As the study’s co-author, Georgia Tech associate psychology professor Eric Schumacher, wrote, “People with efficient brains may have too much brain capacity to stop their minds from wandering.”
In the study, 100 people had MRIs done of their brains to examine brain patterns. They were asked to focus on a fixed point for five minutes, which established a baseline for how their brains were operating in an awake, resting state. Then the team gave the participants tests that measured their intellectual and creative ability, and a questionnaire on how much their mind wandered in daily life.
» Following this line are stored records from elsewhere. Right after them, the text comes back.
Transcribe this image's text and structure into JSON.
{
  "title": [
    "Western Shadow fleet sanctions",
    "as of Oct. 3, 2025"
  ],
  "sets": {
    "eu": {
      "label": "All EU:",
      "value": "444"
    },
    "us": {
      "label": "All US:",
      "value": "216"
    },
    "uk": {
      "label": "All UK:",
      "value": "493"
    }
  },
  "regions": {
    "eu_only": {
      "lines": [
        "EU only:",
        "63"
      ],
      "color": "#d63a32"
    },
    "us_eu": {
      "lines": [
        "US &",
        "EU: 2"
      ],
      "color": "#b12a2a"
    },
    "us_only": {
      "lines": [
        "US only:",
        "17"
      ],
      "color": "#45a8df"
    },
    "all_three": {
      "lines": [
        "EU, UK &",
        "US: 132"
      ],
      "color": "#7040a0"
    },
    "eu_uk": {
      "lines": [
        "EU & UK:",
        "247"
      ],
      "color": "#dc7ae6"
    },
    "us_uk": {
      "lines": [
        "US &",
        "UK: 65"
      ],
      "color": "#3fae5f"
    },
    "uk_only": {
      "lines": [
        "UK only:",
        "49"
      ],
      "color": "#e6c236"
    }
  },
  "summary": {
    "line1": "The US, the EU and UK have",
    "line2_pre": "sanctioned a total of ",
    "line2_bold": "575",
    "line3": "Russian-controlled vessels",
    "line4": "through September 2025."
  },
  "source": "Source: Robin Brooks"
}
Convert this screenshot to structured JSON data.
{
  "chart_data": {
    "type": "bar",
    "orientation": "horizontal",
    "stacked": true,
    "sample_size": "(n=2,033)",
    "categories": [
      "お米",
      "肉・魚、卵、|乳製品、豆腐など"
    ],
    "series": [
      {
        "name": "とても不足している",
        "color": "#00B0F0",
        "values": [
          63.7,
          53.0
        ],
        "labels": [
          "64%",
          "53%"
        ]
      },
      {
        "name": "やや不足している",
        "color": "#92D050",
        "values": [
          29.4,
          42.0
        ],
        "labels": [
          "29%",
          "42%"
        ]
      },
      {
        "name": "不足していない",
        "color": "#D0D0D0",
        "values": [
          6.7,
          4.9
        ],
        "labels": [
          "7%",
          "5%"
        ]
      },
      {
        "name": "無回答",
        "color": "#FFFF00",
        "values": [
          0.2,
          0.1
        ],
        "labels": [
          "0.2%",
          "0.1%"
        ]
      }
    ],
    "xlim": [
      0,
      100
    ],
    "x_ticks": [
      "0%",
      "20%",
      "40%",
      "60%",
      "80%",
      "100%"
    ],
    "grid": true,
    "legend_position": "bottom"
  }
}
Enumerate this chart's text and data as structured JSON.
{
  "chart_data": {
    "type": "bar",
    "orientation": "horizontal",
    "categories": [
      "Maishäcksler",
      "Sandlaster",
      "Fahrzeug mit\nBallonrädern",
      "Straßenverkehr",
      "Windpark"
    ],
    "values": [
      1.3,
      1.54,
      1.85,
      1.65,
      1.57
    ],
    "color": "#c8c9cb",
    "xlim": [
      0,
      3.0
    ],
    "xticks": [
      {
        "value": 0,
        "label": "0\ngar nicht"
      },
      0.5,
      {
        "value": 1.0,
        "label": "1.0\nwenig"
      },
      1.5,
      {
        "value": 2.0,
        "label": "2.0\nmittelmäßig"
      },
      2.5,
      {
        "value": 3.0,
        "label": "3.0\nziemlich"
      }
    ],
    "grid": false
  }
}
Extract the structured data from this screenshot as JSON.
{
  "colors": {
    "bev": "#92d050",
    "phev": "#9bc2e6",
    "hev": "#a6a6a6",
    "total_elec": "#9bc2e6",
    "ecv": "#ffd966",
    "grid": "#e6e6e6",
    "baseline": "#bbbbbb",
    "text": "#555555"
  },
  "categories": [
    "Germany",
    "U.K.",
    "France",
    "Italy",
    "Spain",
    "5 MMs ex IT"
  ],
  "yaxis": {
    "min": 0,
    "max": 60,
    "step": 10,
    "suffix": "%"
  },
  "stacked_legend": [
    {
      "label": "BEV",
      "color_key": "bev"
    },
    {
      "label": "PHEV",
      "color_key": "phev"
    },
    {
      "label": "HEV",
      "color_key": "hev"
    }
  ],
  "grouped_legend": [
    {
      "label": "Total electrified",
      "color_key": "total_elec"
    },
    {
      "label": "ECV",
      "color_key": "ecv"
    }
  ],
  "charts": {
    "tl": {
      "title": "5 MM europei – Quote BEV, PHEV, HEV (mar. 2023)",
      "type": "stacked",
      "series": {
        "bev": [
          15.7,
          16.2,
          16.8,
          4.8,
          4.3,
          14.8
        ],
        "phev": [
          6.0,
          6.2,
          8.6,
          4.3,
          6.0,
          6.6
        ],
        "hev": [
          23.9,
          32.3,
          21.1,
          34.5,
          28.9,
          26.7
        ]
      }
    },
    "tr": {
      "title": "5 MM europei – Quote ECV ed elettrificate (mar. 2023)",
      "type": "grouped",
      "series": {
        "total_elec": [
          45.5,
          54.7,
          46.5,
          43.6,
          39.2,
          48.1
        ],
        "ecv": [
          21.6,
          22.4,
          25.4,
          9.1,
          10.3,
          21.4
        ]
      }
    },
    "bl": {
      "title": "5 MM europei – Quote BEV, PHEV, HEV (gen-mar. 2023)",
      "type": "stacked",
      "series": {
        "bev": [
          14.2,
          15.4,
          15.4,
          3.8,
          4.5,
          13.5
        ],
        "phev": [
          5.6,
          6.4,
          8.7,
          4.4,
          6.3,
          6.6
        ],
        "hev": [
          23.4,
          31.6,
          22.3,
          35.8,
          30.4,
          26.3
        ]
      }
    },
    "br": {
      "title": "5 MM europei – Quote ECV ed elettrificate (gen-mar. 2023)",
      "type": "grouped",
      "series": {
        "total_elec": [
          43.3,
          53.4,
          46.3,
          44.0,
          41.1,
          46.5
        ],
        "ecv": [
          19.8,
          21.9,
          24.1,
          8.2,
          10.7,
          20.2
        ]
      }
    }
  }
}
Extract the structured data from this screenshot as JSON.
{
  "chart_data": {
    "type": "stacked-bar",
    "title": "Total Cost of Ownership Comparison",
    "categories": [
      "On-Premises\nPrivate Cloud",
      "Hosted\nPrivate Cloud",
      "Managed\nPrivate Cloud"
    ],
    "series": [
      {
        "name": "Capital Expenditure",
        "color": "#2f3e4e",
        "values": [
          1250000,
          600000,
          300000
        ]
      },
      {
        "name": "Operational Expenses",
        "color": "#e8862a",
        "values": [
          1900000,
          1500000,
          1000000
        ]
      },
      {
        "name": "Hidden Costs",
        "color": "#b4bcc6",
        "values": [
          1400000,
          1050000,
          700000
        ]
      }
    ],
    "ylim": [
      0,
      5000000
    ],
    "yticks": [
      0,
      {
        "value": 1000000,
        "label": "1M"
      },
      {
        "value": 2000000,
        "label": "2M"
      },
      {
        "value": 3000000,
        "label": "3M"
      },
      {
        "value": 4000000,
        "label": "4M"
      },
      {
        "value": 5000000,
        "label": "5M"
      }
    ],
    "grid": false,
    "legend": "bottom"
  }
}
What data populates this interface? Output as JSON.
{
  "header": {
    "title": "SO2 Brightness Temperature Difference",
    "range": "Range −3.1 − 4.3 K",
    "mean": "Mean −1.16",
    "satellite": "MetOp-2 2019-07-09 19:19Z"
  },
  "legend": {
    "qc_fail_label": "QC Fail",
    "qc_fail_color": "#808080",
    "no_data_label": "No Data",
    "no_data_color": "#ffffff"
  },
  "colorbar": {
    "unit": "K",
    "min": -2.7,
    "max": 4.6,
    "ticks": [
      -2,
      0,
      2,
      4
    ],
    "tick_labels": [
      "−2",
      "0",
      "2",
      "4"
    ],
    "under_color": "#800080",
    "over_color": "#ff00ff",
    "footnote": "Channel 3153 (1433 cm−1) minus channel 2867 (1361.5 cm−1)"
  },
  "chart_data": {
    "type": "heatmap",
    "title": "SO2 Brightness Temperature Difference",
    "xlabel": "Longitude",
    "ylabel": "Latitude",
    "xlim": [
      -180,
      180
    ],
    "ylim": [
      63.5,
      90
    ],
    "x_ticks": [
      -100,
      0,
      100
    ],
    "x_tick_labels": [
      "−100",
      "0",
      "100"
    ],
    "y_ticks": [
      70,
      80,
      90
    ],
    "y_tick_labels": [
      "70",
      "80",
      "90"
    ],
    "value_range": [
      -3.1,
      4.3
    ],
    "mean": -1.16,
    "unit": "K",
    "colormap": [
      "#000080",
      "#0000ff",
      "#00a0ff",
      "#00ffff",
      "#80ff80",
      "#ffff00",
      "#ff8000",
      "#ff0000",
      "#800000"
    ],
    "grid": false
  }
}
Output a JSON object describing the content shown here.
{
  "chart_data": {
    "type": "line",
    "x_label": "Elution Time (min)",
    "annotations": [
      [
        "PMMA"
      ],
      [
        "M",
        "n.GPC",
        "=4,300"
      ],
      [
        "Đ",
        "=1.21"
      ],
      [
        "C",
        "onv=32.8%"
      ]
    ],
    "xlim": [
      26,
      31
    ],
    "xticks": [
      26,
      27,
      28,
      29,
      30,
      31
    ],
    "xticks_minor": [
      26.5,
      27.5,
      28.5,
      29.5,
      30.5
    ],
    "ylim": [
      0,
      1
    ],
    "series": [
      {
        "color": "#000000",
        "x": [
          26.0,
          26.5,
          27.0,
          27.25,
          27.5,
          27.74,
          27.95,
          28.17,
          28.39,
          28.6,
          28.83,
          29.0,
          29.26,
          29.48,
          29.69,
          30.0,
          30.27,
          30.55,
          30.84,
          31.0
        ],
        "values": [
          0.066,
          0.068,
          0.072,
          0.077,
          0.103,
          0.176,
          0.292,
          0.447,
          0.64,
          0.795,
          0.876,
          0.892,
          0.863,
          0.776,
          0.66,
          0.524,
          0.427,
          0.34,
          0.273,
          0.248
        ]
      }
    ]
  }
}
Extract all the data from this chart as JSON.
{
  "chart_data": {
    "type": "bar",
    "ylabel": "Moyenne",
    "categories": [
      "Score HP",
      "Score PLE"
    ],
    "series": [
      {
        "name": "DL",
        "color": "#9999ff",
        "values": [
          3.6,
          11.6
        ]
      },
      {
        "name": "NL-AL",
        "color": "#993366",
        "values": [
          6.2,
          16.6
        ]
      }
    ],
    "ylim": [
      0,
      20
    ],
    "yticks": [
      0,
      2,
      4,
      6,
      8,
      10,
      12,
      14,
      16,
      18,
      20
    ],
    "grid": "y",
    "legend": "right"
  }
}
The results showed that people who reported daydreaming more often scored higher on intellectual ability and also had shown more efficient brain systems as measured in the MRI machine.
“People tend to think of mind wandering as something that is bad. You try to pay attention and you can’t,” wrote Schumacher. “Our data are consistent with the idea that this isn’t always true. Some people have more efficient brains.”
If you are a frequent daydreamer, your brain may simply have more capacity to think, and can tune out if you are performing an easy task. How can you tell? Are you seemingly oblivious, yet then able to focus back in without having missed important information? You probably have an efficient brain. Were you a child who picked up new lessons easily, then zoned out while the rest of the class caught up? Efficient brain.
The researchers say their study invites more questioning on understanding how intent may alter mind wandering—that is, how much we can stay focused on a task if we choose to—as well as instances when mind wandering can become problematic. Until then, I say, this is a great excuse to have at the ready!